The Luhansk and Donetsk regions make up the Donbas, an eastern industrial region that used to power Ukraine’s economy and has mostly been taken over by Russian and separatist forces.
In Ukraine’s south, two people were wounded by Russian shelling in the town of Bashtanka, northeast of the Black Sea city of Mykolaiv, according the regional governor, Vitaliy Kim. He said Mykolaiv itself came under renewed Russian fire before dawn Saturday. On Friday, he posted videos of what he said was a Russian missile attack on the city’s two largest universities and denounced Russia as “a terrorist state”.
In Odesa, a port city on the Black Sea, a Russian missile hit a warehouse, engulfing it in flames and sending up a plume of black smoke, but no injuries were reported, local officials said.
Russia accused of shelling from captured nuclear plant
Two people were killed and a woman was hospitalised after a Russian rocket hit the eastern riverside city of Nikopol, emergency services said.
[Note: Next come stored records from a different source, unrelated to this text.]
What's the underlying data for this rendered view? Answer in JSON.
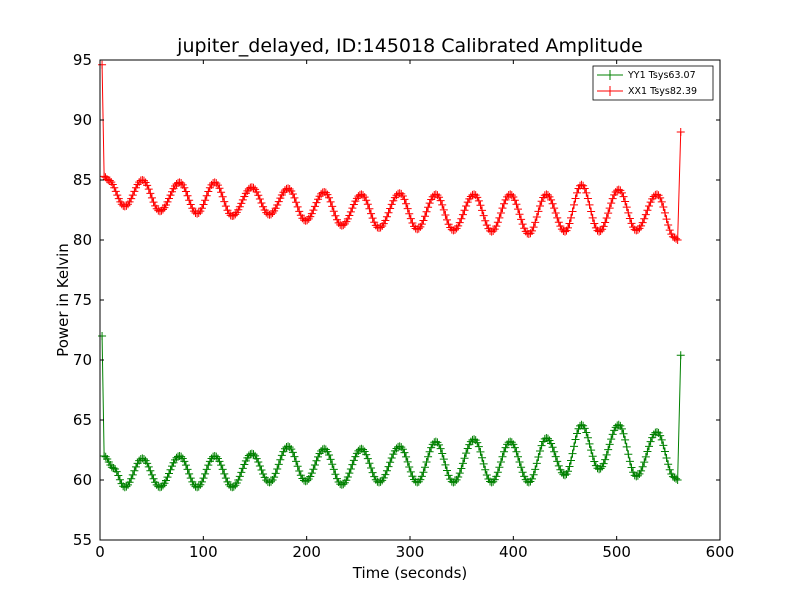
{
  "chart_data": {
    "type": "line",
    "title": "jupiter_delayed, ID:145018 Calibrated Amplitude",
    "xlabel": "Time (seconds)",
    "ylabel": "Power in Kelvin",
    "xlim": [
      0,
      600
    ],
    "ylim": [
      55,
      95
    ],
    "xticks": [
      "0",
      "100",
      "200",
      "300",
      "400",
      "500",
      "600"
    ],
    "yticks": [
      "55",
      "60",
      "65",
      "70",
      "75",
      "80",
      "85",
      "90",
      "95"
    ],
    "grid": false,
    "legend_position": "top-right",
    "series": [
      {
        "name": "YY1 Tsys63.07",
        "color": "#008000",
        "marker": "+",
        "spike_start": [
          2,
          72
        ],
        "spike_end": [
          562,
          70.4
        ],
        "x": [
          4,
          13,
          24,
          41,
          58,
          77,
          94,
          111,
          128,
          147,
          164,
          182,
          199,
          217,
          234,
          253,
          270,
          290,
          307,
          325,
          342,
          362,
          379,
          397,
          415,
          432,
          450,
          466,
          483,
          502,
          519,
          539,
          556,
          559
        ],
        "values": [
          62,
          61,
          59.4,
          61.8,
          59.4,
          62,
          59.4,
          62,
          59.4,
          62.2,
          59.8,
          62.8,
          59.9,
          62.6,
          59.6,
          62.6,
          59.8,
          62.8,
          59.8,
          63.2,
          59.8,
          63.4,
          59.8,
          63.2,
          59.8,
          63.5,
          60.4,
          64.6,
          60.9,
          64.6,
          60.3,
          64,
          60.2,
          60
        ]
      },
      {
        "name": "XX1 Tsys82.39",
        "color": "#ff0000",
        "marker": "+",
        "spike_start": [
          2,
          94.6
        ],
        "spike_end": [
          562,
          89
        ],
        "x": [
          4,
          8,
          24,
          41,
          58,
          77,
          94,
          111,
          128,
          147,
          164,
          182,
          199,
          217,
          234,
          253,
          270,
          290,
          307,
          325,
          342,
          362,
          379,
          397,
          415,
          432,
          450,
          466,
          483,
          502,
          519,
          539,
          556,
          559
        ],
        "values": [
          85.3,
          85,
          82.8,
          85,
          82.4,
          84.8,
          82.2,
          84.8,
          82,
          84.4,
          82.1,
          84.3,
          81.6,
          84,
          81.2,
          83.8,
          81,
          83.9,
          80.9,
          83.8,
          80.8,
          83.8,
          80.7,
          83.8,
          80.5,
          83.8,
          80.7,
          84.6,
          80.7,
          84.2,
          80.8,
          83.8,
          80.2,
          80
        ]
      }
    ]
  }
}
Dnipro regional governor Valentyn Reznichenko said a five-storey apartment block, a school and a vocational school building were damaged.
Ukraine’s atomic energy agency accused Russia of using Europe’s largest nuclear power plant to store weapons and shell the surrounding regions of Nikopol and Dnipro that were hit Saturday.
Petro Kotin, president of Ukrainian nuclear agency Energoatom, called the situation at the Zaporizhzhia nuclear plant “extremely tense” with up to 500 Russian soldiers controlling the plant.
The plant in southeast Ukraine has been under Russian control since the early weeks of Moscow’s invasion, though it is still operated by Ukrainian staff.
“The occupiers bring their machinery there, including missile systems, from which they already shell the other side of the river Dnieper and the territory of Nikopol,” he said in a Ukrainian television interview broadcast Friday.
The Ukrainian air force said Russian forces fired six more cruise missiles on Saturday from strategic bombers in the Caspian Sea, and two hit a farm in the Cherkasy region along the Dnieper River. No one was hurt, but agricultural equipment was destroyed and some cattle were killed, regional governor Ihor Taburets said.
The Ukrainian air force said the other four missiles were intercepted.
On Friday, cruise missiles fired by Russian bombers struck Dnipro, a major city in southeastern Ukraine on the Dnieper River, killing at least three people and wounding 16, Ukrainian officials said. In a news briefing Saturday, Russian defence officials claimed that the attack had destroyed “workshops producing components for, and repairing, Tochka-U ballistic missiles, as well as multiple rocket launchers”.
Ukraine’s Interior Ministry said Friday that Russian forces have conducted more than 17,000 attacks on civilian targets during the war, killing thousands of fighters and civilians and driving millions from their homes.